5 Kesalahan Shin Tae-yong yang digunakan Dihujat Pundit Bola juga Netizen

Nama Shin Tae-yong belakangan padat diperbincangkan pasca gagal menghadirkan Timnas Indonesia ke semifinal Piala AFF 2024. Lantas, kesalahan apa yang digunakan memproduksi instruktur berpaspor Korea Selatan itu mendapat kritikan pedas dari pengamat hingga penggemar sepak bola di dalam Tanah Air?
Kritik yang digunakan paling kerap muncul biasanya berkaitan dengan langkah taktis, pemilihan pemain, hingga hasil akhir yang digunakan kurang memuaskan. Mari kita bahas lebih besar pada lima kesalahan umum yang dimaksud rutin diadakan Shin Tae-yong.
5 Kesalahan Shin Tae-yong
1. Rotasi Pemain yang mana Terlalu Sering
Salah satu kritik paling umum adalah kecenderungan Shin Tae-yong untuk merotasi pemain terlalu sering, teristimewa mendekati kompetisi besar. Beberapa berpendapat bahwa rotasi yang tersebut terlalu rutin dapat mengganggu kekompakan pasukan dan juga menyebabkan pemain kesulitan menemukan ritme permainan terbaiknya. Di Piala AFF 2024 misalnya, Shin Tae-yong melakukan eksperimen dengan menurunkan pemain Timnas U-22
2. Ketidakmampuan Menggali Peluang Pemain Indonesia
Shin Tae-yong seringkali dikritik oleh sebab itu tiada maksimal di memanfaatkan pemain yang dimaksud berkompetisi di tempat kompetisi domestik (Liga 1)

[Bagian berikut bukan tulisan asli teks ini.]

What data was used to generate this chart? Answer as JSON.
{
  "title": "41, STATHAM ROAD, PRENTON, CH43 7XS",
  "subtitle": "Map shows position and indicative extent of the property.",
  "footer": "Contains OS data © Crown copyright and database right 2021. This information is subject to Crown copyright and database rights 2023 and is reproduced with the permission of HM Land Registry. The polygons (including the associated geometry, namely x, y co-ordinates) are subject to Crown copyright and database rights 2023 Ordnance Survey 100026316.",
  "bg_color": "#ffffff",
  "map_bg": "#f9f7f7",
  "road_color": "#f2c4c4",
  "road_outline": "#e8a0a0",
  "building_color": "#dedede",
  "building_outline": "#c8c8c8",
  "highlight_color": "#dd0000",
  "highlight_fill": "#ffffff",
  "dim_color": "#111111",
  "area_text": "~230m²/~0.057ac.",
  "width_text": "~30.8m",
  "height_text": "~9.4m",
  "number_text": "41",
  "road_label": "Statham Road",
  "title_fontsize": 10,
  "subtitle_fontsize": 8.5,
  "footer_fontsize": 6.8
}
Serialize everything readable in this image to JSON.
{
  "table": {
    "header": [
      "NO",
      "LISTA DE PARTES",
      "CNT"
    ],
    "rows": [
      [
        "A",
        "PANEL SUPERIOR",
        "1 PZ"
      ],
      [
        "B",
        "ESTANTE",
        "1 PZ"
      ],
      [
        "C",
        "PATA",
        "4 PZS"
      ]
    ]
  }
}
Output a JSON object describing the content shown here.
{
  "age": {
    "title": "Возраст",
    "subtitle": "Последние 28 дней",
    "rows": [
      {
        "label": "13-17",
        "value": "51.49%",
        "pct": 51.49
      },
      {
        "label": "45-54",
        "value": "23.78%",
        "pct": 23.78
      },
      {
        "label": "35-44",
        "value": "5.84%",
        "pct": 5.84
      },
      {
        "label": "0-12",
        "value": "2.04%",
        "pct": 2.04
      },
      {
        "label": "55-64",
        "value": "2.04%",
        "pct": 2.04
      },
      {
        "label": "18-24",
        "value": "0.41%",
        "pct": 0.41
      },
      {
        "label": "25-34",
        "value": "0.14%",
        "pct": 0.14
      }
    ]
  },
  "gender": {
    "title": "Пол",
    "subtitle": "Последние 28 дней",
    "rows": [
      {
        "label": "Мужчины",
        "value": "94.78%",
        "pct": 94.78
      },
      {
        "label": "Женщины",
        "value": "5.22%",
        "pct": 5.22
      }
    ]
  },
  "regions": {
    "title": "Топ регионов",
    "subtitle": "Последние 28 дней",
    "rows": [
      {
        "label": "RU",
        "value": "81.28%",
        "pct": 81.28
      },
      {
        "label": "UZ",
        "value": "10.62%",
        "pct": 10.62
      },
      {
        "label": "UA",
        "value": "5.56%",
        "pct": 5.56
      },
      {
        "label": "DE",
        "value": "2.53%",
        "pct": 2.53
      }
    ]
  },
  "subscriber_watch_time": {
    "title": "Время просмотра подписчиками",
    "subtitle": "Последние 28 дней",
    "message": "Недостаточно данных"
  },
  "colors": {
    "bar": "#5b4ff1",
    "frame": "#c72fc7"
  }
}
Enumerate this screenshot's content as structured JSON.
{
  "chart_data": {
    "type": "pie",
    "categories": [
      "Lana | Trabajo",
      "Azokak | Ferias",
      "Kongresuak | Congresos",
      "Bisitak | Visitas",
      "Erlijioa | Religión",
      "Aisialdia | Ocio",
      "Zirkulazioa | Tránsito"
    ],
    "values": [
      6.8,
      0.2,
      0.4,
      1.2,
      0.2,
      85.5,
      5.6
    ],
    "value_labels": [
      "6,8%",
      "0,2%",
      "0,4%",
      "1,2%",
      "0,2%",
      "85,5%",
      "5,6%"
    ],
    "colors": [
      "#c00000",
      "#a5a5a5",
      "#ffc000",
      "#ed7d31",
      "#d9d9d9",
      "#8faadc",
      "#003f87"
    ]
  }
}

3. Taktik yang tersebut Terlalu Kaku
Beberapa pengamat menilai bahwa taktik yang mana diterapkan Shin Tae-yong cenderung kaku dan juga sulit beradaptasi dengan situasi pertandingan yang digunakan berubah-ubah. Akibatnya, Timnas Indonesia seringkali kesulitan mengembangkan permainan ketika menghadapi lawan yang digunakan lebih banyak kuat secara fisik atau taktik.
4. Pergentian Pemain yang digunakan Kurang Tepat
Pergantian pemain yang mana diadakan Shin Tae-yong juga rutin menjadi sorotan. Beberapa pengamat menilai bahwa Shin Tae-yong seringkali terlambat di melakukan pergantian pemain atau melakukan pergantian yang mana kurang tepat.
5. Tekanan yang tersebut Terlalu Besar pada Pemain Muda
Shin Tae-yong dikenal sebagai pembimbing yang digunakan gemar memberikan kesempatan terhadap pemain muda. Namun, beberapa pihak menilai bahwa tekanan yang diberikan terhadap pemain muda terlalu besar. Tekanan yang tersebut berlebihan dapat menyebabkan pemain muda kehilangan kepercayaan diri juga kesulitan untuk berkembang.